Johnny twitched angrily, obviously desperate for his usual methods for disposal of the unwanted to be useful against Edgar. Edgar only smiled and went back to looking for even a lukewarm body. He felt a sudden jolt in his shoulder, followed by the hard, rhythmic shifts in the floorboards that meant that Johnny had impaled him with something before stalking off again. Edgar reached up and dislodged the blade, annoyed.  It wasn’t that the wound did him any real damage, it just felt unpleasant and the blood lost meant he had to find that much more later.

---
“You could use a body guard.”
“Perhaps you don’t quite grasp the concept of what I do.”
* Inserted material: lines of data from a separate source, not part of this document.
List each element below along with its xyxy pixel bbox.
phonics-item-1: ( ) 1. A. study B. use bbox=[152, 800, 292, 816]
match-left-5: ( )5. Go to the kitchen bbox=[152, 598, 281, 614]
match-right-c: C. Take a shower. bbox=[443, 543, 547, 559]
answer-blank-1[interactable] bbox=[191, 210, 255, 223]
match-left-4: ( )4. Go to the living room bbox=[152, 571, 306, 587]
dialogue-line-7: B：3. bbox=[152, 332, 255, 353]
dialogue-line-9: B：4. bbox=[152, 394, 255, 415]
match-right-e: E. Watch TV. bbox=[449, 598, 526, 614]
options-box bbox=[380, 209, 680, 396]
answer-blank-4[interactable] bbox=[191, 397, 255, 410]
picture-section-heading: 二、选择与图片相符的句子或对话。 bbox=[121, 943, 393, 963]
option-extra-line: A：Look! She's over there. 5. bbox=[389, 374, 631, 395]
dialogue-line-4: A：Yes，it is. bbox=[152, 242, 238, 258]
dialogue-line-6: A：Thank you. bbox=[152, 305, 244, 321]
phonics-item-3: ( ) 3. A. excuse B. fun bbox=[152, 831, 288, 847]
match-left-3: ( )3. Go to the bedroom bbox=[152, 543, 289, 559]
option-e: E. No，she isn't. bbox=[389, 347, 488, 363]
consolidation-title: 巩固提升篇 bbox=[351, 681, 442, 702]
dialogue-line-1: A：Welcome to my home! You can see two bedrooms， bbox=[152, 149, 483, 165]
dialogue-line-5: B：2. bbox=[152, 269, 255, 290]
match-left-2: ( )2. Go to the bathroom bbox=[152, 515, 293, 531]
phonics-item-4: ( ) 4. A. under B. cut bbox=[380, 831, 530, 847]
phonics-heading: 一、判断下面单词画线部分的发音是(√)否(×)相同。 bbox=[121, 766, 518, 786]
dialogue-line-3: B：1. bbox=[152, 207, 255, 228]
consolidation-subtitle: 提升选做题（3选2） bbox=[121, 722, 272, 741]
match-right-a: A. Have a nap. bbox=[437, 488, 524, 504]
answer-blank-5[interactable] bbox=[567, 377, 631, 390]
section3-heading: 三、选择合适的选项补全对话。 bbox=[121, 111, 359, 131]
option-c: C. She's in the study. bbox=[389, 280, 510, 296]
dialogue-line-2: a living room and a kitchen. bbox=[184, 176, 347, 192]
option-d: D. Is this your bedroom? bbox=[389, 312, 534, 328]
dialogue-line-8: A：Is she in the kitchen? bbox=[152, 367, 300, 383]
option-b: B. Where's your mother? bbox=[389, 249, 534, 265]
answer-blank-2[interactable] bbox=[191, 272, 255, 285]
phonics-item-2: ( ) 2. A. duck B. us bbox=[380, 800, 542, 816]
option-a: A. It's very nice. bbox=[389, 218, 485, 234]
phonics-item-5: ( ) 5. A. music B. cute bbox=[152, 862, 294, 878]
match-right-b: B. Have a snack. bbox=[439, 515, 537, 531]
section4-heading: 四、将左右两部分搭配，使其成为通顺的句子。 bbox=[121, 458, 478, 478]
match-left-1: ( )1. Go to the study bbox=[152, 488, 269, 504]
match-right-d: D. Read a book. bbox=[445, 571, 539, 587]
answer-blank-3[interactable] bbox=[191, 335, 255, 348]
“Oh, no, I do. I really do.  Which is why I think we should do it together.”
“I don’t need your help killing things.”
“And I don’t need to take advantage of you not being able to kill me to get food, but it sure is pleasant.”
“No.”
“I think maybe you want to. Just a little.”
“No.”
“You can hold them, and I’ll bite!”
“No.”
“We can do it the other way. You can bite them if you want.”
“No.”
“Okay, well then you catch them, and then I bite them a little while you-”
“NO!”
“What’s the problem?”
“I don’t want a sidekick.”
“I didn’t say that, I said bodyguard.”
“I don’t need that either.  Why don’t you get the fuck out of here already?”
“I don’t want to. I like it here. The food is a little mediocre, and it’s almost always cold, but it’s food and there’s even sort of a roof here.”
“You don’t get to just like it here. It’s my fucking house. I choose who stays here and who doesn’t.”
“You don’t mind if I just sit here while you try to figure out how you’re going to force me, do you?”